Police GPS Action Rejected by Ohio Court

The state courts in Ohio have been at the forefront of protecting electronic data from police searches.  In 2009, for example, the Ohio Supreme Court set a significant precedent by holding that police could not search a cell phone incident to an arrest.  You can read my detailed take on that decision here.

Last month, an Ohio Appeals Court issued what could become a significant opinion on the issue of GPS tracking.  This is an issue soon to be decided by the U.S. Supreme Court.

The case is State v. Sullivan. In this case, officers were investigating a series of home break-ins.  Undercover officers placed a GPS tracking unit under the bumper of a suspect’s Honda Civic. No warrant was obtained. While following the movements of the car on a laptop, police learned that a home invasion had been committed in the vicinity where the car had been tracked.  The car was subsequently tracked until it arrived back at the defendant’s home.  Property taken during the home invasion was recovered from the Honda Civic.

The court held that the warrantless placement of the GPS device was prohibited by the Fourth Amendment.  Notably, in reaching this opinion, the court relied upon a general “right of privacy guaranteed to the citizens of this nation” and cited, among other decisions, Griswold v.
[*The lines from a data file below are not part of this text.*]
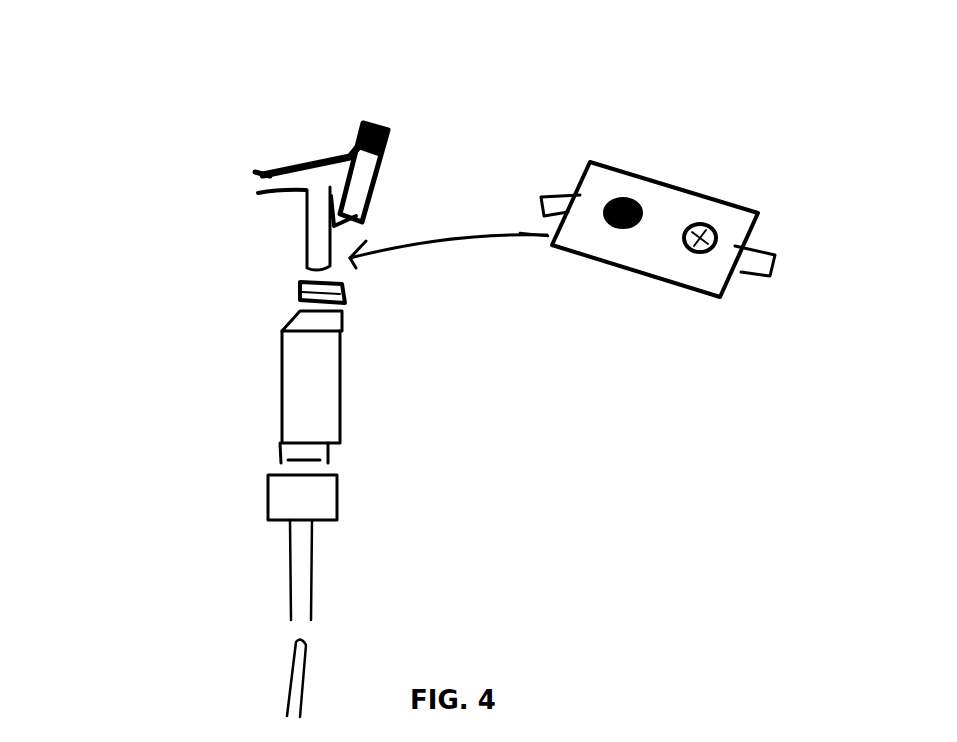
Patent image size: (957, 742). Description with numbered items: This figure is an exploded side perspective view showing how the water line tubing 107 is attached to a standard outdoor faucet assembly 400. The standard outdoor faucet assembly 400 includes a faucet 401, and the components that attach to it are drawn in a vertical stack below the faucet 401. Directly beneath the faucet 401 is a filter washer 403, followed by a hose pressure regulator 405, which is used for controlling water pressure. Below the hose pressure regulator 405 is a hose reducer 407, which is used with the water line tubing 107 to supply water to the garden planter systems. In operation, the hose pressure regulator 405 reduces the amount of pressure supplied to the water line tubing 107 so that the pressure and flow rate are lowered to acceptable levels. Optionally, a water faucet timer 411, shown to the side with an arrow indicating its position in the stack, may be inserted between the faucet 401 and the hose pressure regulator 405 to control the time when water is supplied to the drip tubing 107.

The standard outdoor faucet assembly 400 is at (120, 482).
The faucet 401 is at (308, 168).
The filter washer 403 is at (306, 283).
The hose pressure regulator 405 is at (280, 358).
The hose reducer 407 is at (268, 498).
The water faucet timer 411 is at (683, 191).
The water line tubing 107 is at (307, 667).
Connecticut (1965). The court wrote: 

The initial placement of the GPS tracking device but also its attachment during the entire period of its use implicates Fourth Amendment interests of the privacy rights of persons. When a person parks his car on a public way, he does not thereby give up all expectations of privacy in his vehicle. There is no way to lock a door or place the car under a protective cloak as a signal to the police that one considers the car private.  Checking vehicle identification numbers, taking paint scrapings or observing objects in plain view of the car are minimal and momentary intrusions which can be distinguished from the installation of the GPS tracking device. . . . We are unwilling to hold that every citizen runs the risk that the government will plant a GPS tracking device in his car in order to track his movements, merely because he drives his car in areas accessible to the public. A citizen has a right to expect that when she drives her car into the street the police or anyone else will not attach a GPS tracking device to her car in order to track her without first obtaining a warrant authorizing the placement of the tracking device.

The court distinguished the use of GPS devices from traditional surveillance.  The “placement of the GPS tracking device makes possible the continuous and indefinite tracing of the individual's movements, wherever he goes. It permits surveillance far beyond any ordinary powers of observation about which citizens may reasonably know . . .” 

The Fourth Amendment was implicated because the “GPS tracking device employed in the case at bar permits the continuous and indefinite tracing of the individual's movements, wherever he goes. It permits surveillance far beyond any ordinary powers of observation about which citizens may reasonably know, as the government inferentially admits when it contends that placement of the device was necessary in order to effectuate continuous surveillance.”